Perhaps sick of ‘playing by the rules’, as his betters have always exhorted, and having so little to show for it, this voter was drawn to the man who could say anything, do anything, and get away with it. America has always loved its outlaws. The Gallup survey says next to nothing about motivation, and even if asked, people might not have told the truth. Exit polls show that nationally, Clinton won voters who said the economy was their top issue by 10 points. They suggest that what Trump voters wanted most was some generalized shake-up, ‘change’, a word with as many meanings as the people who invoke it. Change could be the reason for the touted paradox of the Obama voter now supporting Trump. On election night outside Trump’s victory party in Manhattan, though, change meant the defeat of Obama, as enthusiasts chanted the final date of his second term as if he’d been on the ballot, and one man marched around shouting, ‘White power!’

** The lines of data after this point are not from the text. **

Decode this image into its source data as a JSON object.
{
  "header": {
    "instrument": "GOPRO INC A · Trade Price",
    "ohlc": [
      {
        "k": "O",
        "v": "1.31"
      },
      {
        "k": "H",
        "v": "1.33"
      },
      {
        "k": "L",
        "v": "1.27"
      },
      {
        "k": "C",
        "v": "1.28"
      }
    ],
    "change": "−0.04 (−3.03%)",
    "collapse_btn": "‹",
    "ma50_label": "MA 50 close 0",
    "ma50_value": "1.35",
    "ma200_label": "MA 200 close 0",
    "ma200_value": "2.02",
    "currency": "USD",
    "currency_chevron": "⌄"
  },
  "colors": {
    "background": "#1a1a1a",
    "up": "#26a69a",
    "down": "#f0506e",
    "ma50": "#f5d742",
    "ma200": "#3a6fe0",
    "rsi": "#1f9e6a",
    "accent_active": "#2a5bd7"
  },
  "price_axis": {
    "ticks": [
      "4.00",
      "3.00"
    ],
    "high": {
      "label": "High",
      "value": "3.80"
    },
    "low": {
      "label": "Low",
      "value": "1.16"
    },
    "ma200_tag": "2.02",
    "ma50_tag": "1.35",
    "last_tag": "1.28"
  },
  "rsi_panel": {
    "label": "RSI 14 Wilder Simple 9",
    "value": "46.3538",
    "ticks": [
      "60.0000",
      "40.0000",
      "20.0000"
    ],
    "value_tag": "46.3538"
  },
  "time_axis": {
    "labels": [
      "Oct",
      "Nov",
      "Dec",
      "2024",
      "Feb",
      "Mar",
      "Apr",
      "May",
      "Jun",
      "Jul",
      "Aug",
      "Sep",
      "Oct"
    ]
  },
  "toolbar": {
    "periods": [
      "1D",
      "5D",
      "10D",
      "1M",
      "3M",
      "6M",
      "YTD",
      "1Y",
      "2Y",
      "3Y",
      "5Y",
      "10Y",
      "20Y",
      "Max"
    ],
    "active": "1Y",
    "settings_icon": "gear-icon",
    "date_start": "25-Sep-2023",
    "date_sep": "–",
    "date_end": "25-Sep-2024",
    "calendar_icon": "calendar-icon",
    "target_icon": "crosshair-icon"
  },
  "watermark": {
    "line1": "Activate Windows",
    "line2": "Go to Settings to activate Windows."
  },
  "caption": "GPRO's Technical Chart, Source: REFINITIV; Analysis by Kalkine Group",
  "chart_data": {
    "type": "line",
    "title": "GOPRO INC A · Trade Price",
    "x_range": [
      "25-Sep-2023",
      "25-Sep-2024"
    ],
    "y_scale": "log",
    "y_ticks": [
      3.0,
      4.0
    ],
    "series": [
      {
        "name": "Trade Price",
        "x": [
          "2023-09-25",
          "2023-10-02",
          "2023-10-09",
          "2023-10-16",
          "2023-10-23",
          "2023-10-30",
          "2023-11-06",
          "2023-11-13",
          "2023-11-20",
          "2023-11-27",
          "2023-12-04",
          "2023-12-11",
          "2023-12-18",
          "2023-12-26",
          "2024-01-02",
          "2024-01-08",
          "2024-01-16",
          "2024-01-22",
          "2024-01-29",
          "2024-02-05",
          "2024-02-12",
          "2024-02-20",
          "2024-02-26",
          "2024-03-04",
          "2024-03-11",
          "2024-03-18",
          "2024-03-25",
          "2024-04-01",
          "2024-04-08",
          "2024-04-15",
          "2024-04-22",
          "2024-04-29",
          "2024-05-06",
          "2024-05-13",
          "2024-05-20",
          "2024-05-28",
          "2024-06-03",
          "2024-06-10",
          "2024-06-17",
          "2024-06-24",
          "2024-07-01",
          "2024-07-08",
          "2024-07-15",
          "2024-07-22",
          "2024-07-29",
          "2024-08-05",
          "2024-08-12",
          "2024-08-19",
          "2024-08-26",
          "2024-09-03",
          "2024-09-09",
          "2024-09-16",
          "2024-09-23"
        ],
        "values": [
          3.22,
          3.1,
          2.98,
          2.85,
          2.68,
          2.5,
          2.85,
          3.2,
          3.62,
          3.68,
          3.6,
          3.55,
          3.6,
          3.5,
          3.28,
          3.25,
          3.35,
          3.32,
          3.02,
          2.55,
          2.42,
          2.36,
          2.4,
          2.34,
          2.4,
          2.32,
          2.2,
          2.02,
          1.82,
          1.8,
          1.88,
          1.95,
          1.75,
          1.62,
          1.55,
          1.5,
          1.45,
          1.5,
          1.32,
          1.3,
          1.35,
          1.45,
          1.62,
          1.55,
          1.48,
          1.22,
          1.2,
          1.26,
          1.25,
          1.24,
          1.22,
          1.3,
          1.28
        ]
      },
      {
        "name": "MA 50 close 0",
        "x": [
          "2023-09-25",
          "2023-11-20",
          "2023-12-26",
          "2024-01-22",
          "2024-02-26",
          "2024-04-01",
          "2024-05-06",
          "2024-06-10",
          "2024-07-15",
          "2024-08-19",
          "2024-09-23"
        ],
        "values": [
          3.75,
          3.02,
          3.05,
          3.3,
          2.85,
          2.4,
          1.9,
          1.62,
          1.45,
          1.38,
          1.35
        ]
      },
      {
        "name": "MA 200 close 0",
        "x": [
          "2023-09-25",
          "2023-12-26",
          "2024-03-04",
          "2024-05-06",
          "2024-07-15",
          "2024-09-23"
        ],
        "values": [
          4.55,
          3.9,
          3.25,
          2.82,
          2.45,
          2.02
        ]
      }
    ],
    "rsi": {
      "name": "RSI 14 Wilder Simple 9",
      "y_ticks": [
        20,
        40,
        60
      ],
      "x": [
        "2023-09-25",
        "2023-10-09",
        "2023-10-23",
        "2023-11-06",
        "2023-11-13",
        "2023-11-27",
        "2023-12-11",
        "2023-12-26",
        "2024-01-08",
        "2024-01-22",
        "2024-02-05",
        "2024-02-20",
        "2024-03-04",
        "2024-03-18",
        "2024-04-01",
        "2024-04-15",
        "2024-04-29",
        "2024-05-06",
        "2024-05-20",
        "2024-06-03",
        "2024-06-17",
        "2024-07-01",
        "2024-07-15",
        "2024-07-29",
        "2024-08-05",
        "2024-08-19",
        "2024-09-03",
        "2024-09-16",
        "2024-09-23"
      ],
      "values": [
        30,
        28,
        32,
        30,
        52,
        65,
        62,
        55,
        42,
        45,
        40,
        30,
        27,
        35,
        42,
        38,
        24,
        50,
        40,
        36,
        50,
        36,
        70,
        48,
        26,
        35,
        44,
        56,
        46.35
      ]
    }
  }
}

Anecdote is not explanation, but neither is analgesic talk of trade or the economy. If the working class was the determinant on November 8—the whites who backed Trump, the blacks and Latinos who did not surge for Clinton, the union households who gave the Democrat candidate the smallest advantage (8 per cent) since 1984—then its alienation from itself and the ways both parties relate to that are arguably the momentous issues of the election. This working class without ‘the class’, with little ideological consciousness of itself, no coherent politics and diminishing organization, is hardly new; but against the spectre of Muslim bans and intensified state machinery to round up undocumented workers, its divisions are newly dangerous, especially for designated scapegoats—but also for itself.

To take the Trump voters first, it is dishonest to pussyfoot around bigotry as vital to their man’s appeal. It is also no use assuming that all 62.9 million of them—the highest number in Republican history—are virulent haters. More likely, and more difficult politically, most are probably typical white Americans who historically haven’t let discrimination get in the way. Their forebears, metaphorically speaking, lived with legalized racism, segregation, unequal wages, chauvinism and violence of one sort or another; they followed leaders who validated that reality; and, taken up with their own problems, they didn’t give much thought to the notion that accommodating themselves to the myriad oppressions of others also disciplined them, limited them, depleted them.